Aluminum diffusion in Oxisols as influenced by soil water matric potential, ph, lime, gypsum, potassium chloride, and calcium phosphate

Abstract

Plant root exposure to soil aluminum (Al) depends on the soil solution Al concentration and transport to the root by diffusion. Changes in Al diffusive flux for two Oxisols was measured under laboratory conditions as a function of pH, water matric potential, and applications of gypsum, potassium chloride, and calcium phosphate.

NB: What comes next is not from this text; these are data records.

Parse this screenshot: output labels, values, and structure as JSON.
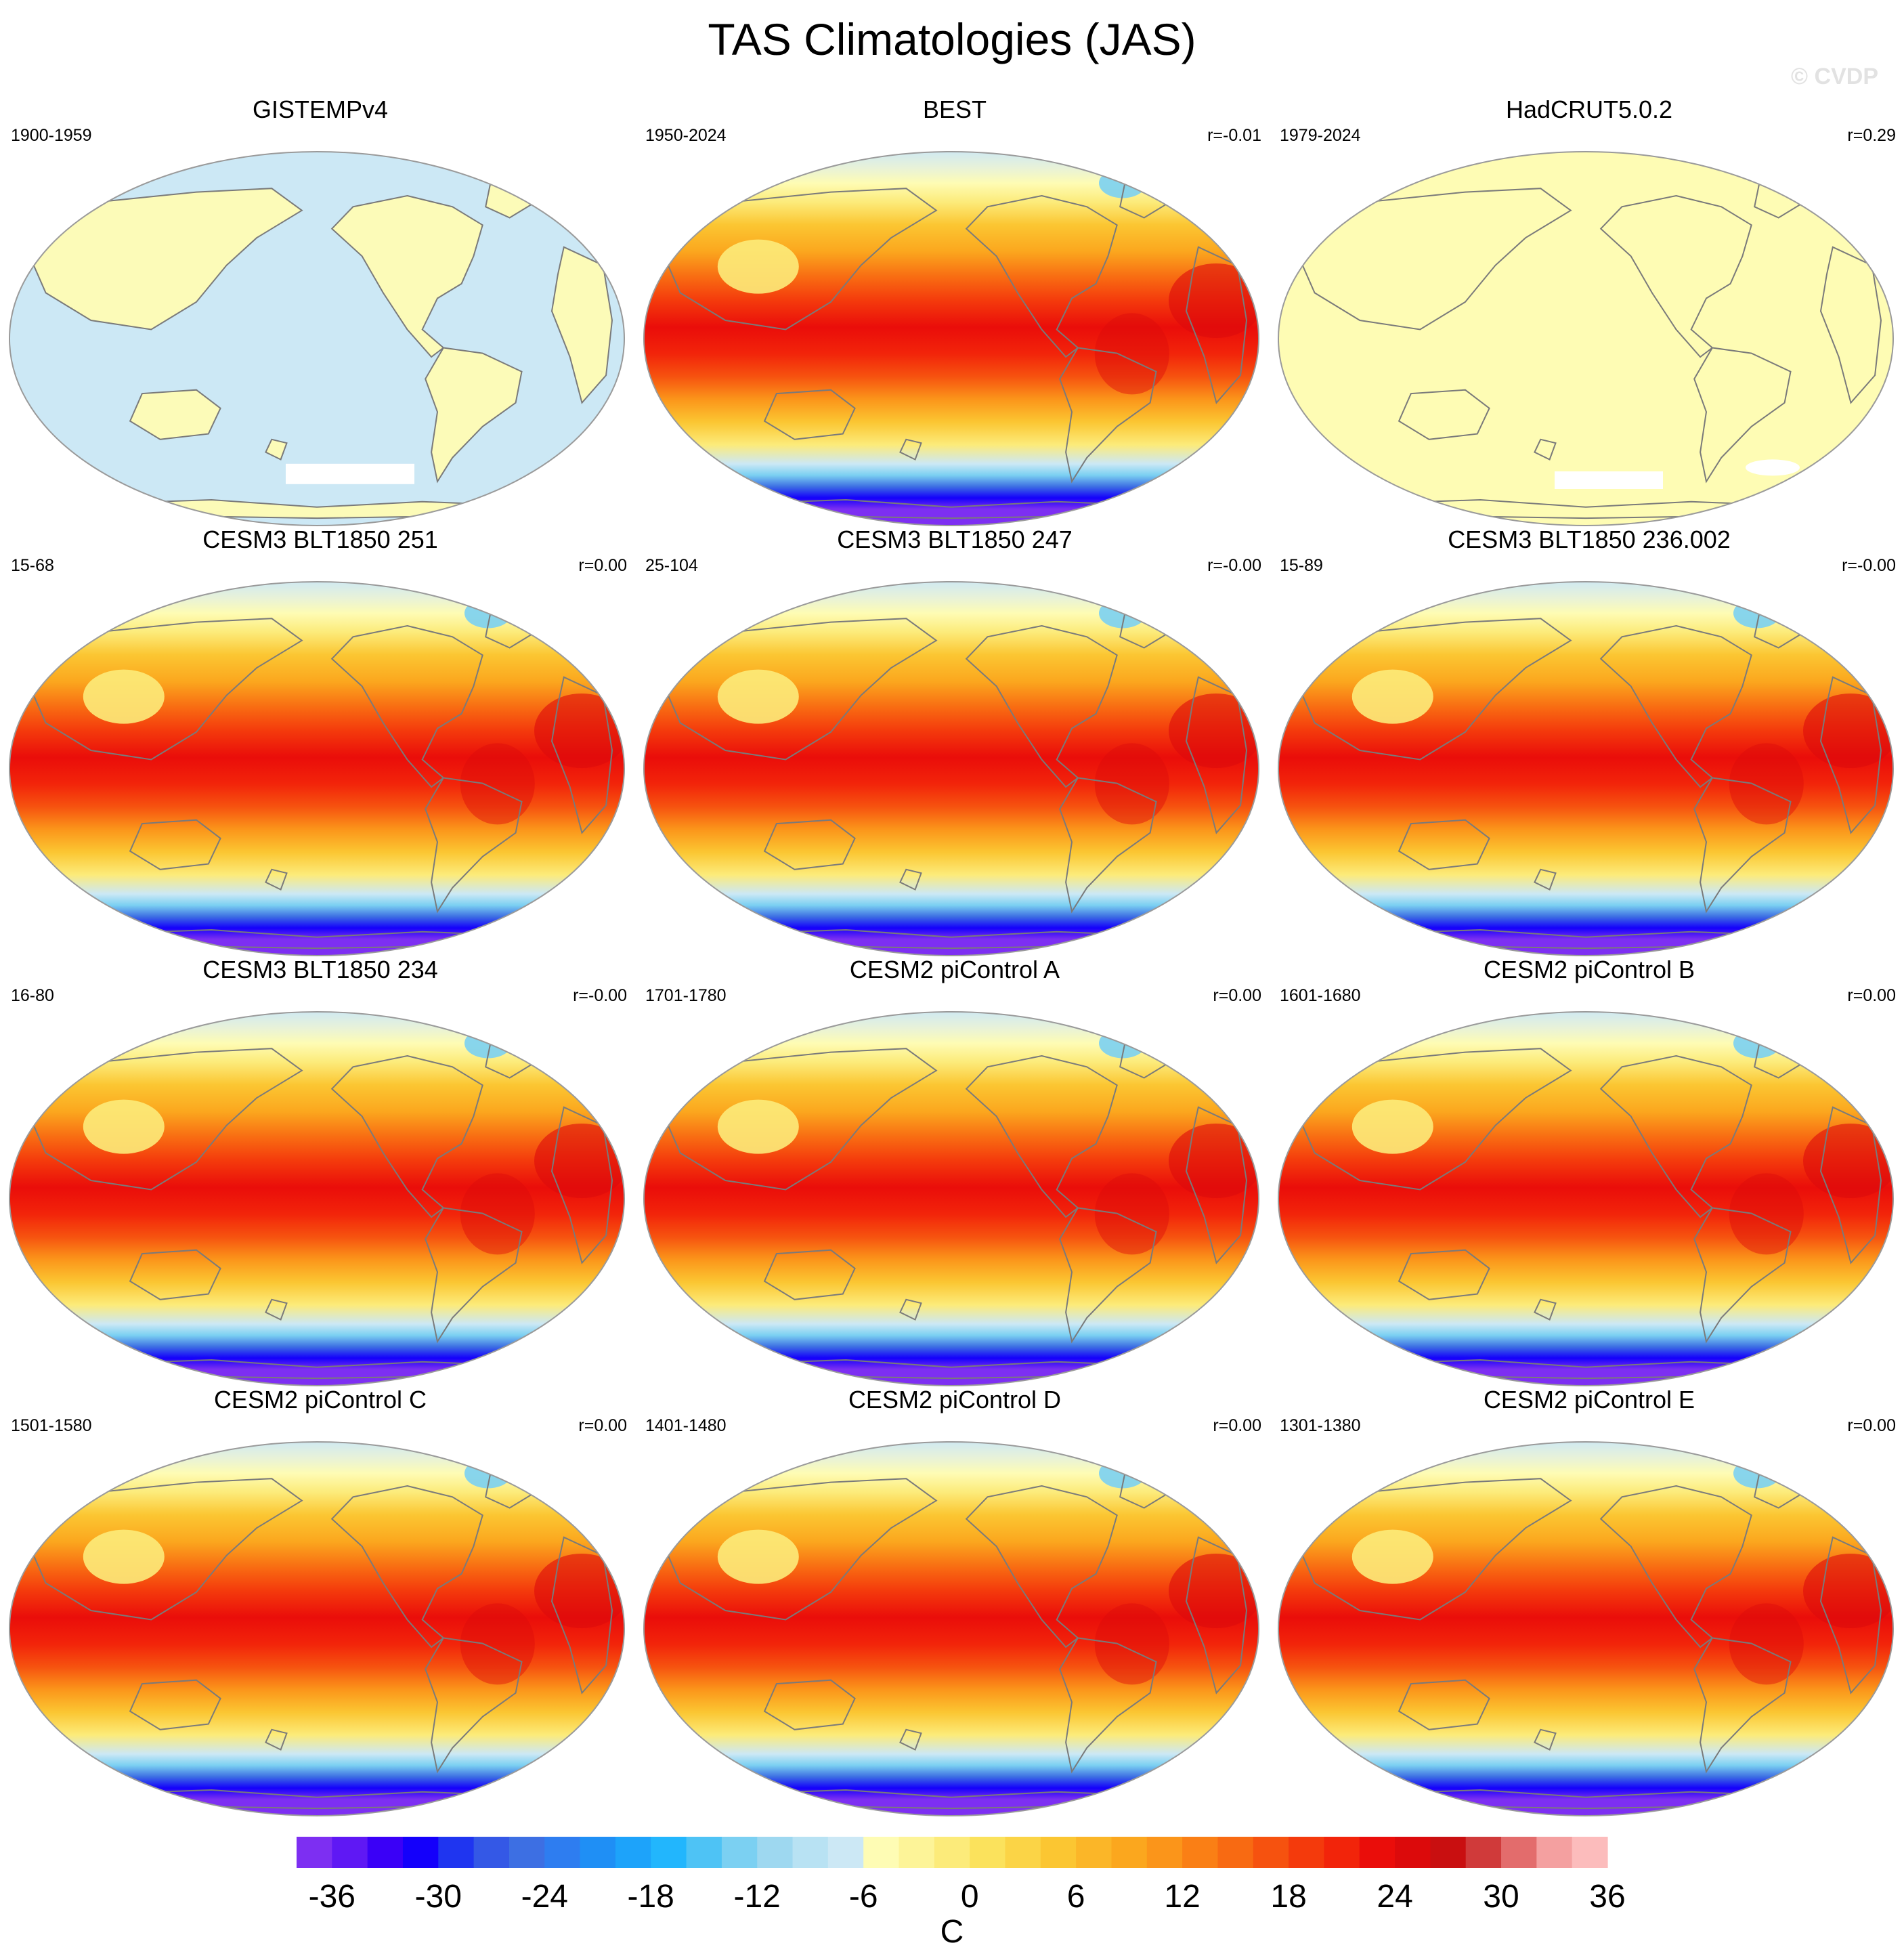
{
  "title": "TAS Climatologies (JAS)",
  "watermark": "© CVDP",
  "units": "C",
  "colorbar": {
    "colors": [
      "#7d2ff2",
      "#5f18f4",
      "#3a00f7",
      "#1400fb",
      "#1f35f0",
      "#3458e6",
      "#3d6fe3",
      "#2e7df0",
      "#1f8ff5",
      "#1da3fa",
      "#22b6fd",
      "#4ec3f5",
      "#7bd0f2",
      "#9ed8f0",
      "#b8e2f3",
      "#cce8f5",
      "#fefcb4",
      "#fdf498",
      "#fceb7a",
      "#fbe25c",
      "#fbd446",
      "#fbc632",
      "#fbb628",
      "#fba71e",
      "#fb951a",
      "#fa7f15",
      "#f86a12",
      "#f6520f",
      "#f43a0c",
      "#f2240a",
      "#ea0d0a",
      "#dc0a0b",
      "#c90f10",
      "#d03a3a",
      "#e36c6c",
      "#f4a0a0",
      "#fcbcbc"
    ],
    "ticks": [
      "-36",
      "-30",
      "-24",
      "-18",
      "-12",
      "-6",
      "0",
      "6",
      "12",
      "18",
      "24",
      "30",
      "36"
    ]
  },
  "panels": [
    {
      "title": "GISTEMPv4",
      "period": "1900-1959",
      "r": "",
      "style": "gistemp"
    },
    {
      "title": "BEST",
      "period": "1950-2024",
      "r": "r=-0.01",
      "style": "full"
    },
    {
      "title": "HadCRUT5.0.2",
      "period": "1979-2024",
      "r": "r=0.29",
      "style": "hadcrut"
    },
    {
      "title": "CESM3 BLT1850 251",
      "period": "15-68",
      "r": "r=0.00",
      "style": "full"
    },
    {
      "title": "CESM3 BLT1850 247",
      "period": "25-104",
      "r": "r=-0.00",
      "style": "full"
    },
    {
      "title": "CESM3 BLT1850 236.002",
      "period": "15-89",
      "r": "r=-0.00",
      "style": "full"
    },
    {
      "title": "CESM3 BLT1850 234",
      "period": "16-80",
      "r": "r=-0.00",
      "style": "full"
    },
    {
      "title": "CESM2 piControl A",
      "period": "1701-1780",
      "r": "r=0.00",
      "style": "full"
    },
    {
      "title": "CESM2 piControl B",
      "period": "1601-1680",
      "r": "r=0.00",
      "style": "full"
    },
    {
      "title": "CESM2 piControl C",
      "period": "1501-1580",
      "r": "r=0.00",
      "style": "full"
    },
    {
      "title": "CESM2 piControl D",
      "period": "1401-1480",
      "r": "r=0.00",
      "style": "full"
    },
    {
      "title": "CESM2 piControl E",
      "period": "1301-1380",
      "r": "r=0.00",
      "style": "full"
    }
  ]
}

Double‐faced cation exchange resin sheets served as sinks for Al transported during 10‐day incubations through chambers containing 314 cm³ of soil. Across a range of soil pH values from 4.5 to 5.5, maximum diffusive flux of Al occurred at pH values of 4.7–4.8 in both soils and corresponded to increases of 2.2–3.0% relative to the unlimed treatment. Between pH values of 4.7–4.8 and 5.4, diffusive flux of Al decreased by 38 and 46% in the two Oxisols. Diffusive flux of Al decreased by 16–20% for the two Oxisols as soil water potentials decreased from ‐10 to ‐200 kPa. Magnitude of the reductions in diffusive flux of Al with decreasing soil water potential were less than those reported for diffusive flux of phosphorus (P) in prior investigations. Diffusive flux of Al increased by as much as 4‐fold with additions of CaSO₄ and KCl, which increased the soil solution Al concentration. Additions of 400 mg P dm^‐3 of soil had no effect on Al diffusion in either Oxisol.